Search code examples
pythonmysqljoinsqlalchemy

sub-user join with sqlalchemy


I am trying to find a good solution for the following problem

  • There are main-users and sub-users which identify themselves via a parent_user_id.
  • All users also get additional information from the company table

I need to join sub-users to the main-users to get the company information, as well as doing the same for main-users

Users (contains sub and main users)

  • user_id
  • login
  • parent_user_id
  • company_id

Company (contains company information for all users of this company)

  • company_id
  • contact_address

when I search for the user with id 7, it should return the login and the contact address of this user. This is relatively easy because I simply join from Users to Company directly. However, this user 7 can also have a sub-user, which has user_id 11 and parent_user_id 7.

I first need to join from the parent_user_id 7 to the user 7, and then join from that user's company_id to the Company table to get the contact address.

The challenge here is that a main-user will have a parent_user_id of "NULL", therefore it cannot join from it's parent_user_id to its own user_id. This only works for sub-users.

What I did is a join( or_( ) ) for both parent's company_id as well as the user's company_id (after joining all the users to their parents).
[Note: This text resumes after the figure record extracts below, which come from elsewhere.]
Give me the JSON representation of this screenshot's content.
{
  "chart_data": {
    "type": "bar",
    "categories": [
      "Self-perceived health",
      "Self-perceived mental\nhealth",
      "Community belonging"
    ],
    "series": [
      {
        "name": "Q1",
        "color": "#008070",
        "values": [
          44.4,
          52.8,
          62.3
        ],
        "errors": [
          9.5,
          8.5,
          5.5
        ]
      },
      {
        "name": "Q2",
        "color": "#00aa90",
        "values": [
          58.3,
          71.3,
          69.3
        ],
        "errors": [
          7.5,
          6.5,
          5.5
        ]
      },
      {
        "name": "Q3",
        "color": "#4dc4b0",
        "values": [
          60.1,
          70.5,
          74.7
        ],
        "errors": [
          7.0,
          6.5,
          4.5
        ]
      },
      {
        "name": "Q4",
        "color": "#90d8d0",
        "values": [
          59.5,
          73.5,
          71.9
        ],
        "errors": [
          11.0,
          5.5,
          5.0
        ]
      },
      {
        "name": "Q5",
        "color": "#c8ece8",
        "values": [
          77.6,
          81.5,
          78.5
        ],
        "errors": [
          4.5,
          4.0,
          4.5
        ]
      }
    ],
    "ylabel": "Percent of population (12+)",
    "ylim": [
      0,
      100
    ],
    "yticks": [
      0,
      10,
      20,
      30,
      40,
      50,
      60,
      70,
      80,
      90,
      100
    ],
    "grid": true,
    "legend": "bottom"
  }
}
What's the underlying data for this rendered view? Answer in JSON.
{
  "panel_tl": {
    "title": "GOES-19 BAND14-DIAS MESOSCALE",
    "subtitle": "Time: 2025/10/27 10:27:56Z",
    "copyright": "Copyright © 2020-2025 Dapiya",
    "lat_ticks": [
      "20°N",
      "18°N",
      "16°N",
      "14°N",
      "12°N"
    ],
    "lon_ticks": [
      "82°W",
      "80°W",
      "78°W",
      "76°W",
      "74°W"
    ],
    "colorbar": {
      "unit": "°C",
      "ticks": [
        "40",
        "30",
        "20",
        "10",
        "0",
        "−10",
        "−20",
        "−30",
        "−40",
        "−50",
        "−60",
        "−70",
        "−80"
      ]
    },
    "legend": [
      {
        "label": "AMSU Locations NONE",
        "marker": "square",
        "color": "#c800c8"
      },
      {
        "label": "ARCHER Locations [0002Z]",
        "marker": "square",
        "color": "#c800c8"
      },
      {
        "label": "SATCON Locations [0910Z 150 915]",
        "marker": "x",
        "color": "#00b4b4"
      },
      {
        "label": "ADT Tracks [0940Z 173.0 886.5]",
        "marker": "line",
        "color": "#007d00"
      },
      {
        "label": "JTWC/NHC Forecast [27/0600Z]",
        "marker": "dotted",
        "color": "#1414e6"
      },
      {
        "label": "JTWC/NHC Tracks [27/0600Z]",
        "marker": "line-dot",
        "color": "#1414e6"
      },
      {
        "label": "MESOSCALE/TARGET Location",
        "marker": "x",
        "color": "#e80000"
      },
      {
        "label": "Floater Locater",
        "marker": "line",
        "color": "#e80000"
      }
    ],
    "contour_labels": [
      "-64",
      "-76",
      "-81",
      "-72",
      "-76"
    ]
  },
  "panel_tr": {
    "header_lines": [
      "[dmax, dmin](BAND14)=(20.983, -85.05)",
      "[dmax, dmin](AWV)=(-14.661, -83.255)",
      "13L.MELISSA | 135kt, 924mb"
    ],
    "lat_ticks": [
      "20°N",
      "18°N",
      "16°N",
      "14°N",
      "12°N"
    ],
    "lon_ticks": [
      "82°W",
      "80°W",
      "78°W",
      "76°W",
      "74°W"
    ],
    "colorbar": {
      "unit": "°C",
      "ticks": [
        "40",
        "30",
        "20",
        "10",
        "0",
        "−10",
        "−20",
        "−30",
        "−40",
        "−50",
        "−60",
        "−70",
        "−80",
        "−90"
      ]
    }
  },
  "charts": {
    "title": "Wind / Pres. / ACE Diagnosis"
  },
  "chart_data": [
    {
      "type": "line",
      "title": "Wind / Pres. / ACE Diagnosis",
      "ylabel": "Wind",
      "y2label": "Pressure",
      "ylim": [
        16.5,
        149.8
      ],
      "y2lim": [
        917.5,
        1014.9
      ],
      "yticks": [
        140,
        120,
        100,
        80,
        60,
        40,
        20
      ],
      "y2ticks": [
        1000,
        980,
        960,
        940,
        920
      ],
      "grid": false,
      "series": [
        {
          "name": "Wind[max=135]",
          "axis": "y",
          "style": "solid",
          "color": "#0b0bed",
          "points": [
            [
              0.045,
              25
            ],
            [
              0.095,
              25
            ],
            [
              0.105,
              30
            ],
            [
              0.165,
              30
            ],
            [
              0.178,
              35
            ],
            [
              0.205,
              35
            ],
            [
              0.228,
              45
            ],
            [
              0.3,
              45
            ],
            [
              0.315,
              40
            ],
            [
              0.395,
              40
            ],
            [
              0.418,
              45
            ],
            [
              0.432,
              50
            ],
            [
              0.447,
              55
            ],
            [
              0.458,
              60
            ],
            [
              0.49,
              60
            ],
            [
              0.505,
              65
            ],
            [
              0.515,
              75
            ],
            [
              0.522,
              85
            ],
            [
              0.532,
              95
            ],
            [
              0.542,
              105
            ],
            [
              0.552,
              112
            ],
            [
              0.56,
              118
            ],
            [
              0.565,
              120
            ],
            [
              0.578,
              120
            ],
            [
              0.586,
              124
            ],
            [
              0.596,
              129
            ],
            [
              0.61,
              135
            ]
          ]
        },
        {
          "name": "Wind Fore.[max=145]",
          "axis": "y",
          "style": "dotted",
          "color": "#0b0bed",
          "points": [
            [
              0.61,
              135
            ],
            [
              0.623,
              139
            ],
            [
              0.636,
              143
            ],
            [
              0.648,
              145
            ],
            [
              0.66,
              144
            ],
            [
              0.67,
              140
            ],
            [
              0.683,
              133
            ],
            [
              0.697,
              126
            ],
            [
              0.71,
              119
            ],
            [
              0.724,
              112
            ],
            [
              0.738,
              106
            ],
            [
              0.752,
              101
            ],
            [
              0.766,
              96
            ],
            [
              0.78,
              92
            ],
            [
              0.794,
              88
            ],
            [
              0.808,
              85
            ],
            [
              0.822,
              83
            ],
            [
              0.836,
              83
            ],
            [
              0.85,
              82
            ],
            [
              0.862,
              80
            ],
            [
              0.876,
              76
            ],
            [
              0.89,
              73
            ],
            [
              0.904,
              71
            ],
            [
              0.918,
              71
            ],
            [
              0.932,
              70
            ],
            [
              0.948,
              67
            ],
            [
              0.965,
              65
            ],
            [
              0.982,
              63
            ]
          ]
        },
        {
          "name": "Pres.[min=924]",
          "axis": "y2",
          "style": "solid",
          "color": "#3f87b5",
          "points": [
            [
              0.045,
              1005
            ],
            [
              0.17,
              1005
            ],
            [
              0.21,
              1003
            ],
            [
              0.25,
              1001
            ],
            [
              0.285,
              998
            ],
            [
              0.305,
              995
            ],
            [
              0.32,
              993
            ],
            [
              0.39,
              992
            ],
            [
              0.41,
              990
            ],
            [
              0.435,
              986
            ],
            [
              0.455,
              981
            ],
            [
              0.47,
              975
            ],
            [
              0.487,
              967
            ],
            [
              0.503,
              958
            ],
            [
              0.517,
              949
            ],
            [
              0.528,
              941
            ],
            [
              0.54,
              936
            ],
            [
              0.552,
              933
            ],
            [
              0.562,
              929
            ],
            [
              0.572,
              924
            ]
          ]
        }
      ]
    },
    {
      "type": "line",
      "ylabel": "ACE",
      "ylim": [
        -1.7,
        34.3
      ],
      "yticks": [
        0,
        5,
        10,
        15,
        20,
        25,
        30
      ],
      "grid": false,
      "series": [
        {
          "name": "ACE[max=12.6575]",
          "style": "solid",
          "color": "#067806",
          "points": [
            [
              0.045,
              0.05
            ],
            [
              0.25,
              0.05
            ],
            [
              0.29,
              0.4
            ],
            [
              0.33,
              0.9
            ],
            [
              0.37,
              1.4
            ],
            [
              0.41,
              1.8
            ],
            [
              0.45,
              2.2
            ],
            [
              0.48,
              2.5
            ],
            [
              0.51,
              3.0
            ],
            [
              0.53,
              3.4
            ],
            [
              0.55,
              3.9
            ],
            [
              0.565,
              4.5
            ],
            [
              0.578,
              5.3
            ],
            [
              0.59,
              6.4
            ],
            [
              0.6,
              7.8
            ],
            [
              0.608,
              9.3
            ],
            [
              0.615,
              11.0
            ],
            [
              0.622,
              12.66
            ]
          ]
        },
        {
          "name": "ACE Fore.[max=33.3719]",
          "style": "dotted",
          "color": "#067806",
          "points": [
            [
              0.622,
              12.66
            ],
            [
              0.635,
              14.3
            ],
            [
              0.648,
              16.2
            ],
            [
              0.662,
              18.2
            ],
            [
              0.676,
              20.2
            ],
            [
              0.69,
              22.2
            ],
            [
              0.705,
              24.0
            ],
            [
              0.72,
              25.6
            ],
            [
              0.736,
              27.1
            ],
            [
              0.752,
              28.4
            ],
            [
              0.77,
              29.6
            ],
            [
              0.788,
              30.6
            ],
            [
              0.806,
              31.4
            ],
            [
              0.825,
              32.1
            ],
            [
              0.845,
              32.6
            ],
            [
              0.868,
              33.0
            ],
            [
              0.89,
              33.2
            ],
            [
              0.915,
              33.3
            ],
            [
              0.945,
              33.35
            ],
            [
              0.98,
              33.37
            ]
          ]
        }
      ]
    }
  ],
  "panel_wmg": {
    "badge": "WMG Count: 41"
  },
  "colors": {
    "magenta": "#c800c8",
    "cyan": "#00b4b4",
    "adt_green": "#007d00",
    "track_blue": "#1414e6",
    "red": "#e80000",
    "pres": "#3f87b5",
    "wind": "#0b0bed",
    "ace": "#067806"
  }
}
Is this the most common solution for this problem? it seems a bit lengthy, requires aliases, outer joins and an or_ join to allow the two different types of users

user = Users.alias("user")
parent = Users.alias("parent")
company = Company.alias("company")

joined = user.join(parent, user.c.parent_user_id == parent.c.id, isouter=True)
joined = joined.join(company, or_(user.c.company_id == company.c.company_id, parent.c.company_id == company.c.company_id)

sql = select(user.c.id, user.c.login, company.c.contact_address).select_from(joined)

Maybe there is a "pattern" for this sort of problem? I have looked at reverse cte, but I'm not even sure if it applies to this case. There are only sub-users and no deeper nesting (and no "levels" of depth). Main-users simply have no parent_user_id

Edit: Ideally, I am looking for an SQLAlchemy core answer that doesnt use classes, therefore it only uses the metadata from the database using autoload


Solution

  • As commented, you solution is good enough, I think.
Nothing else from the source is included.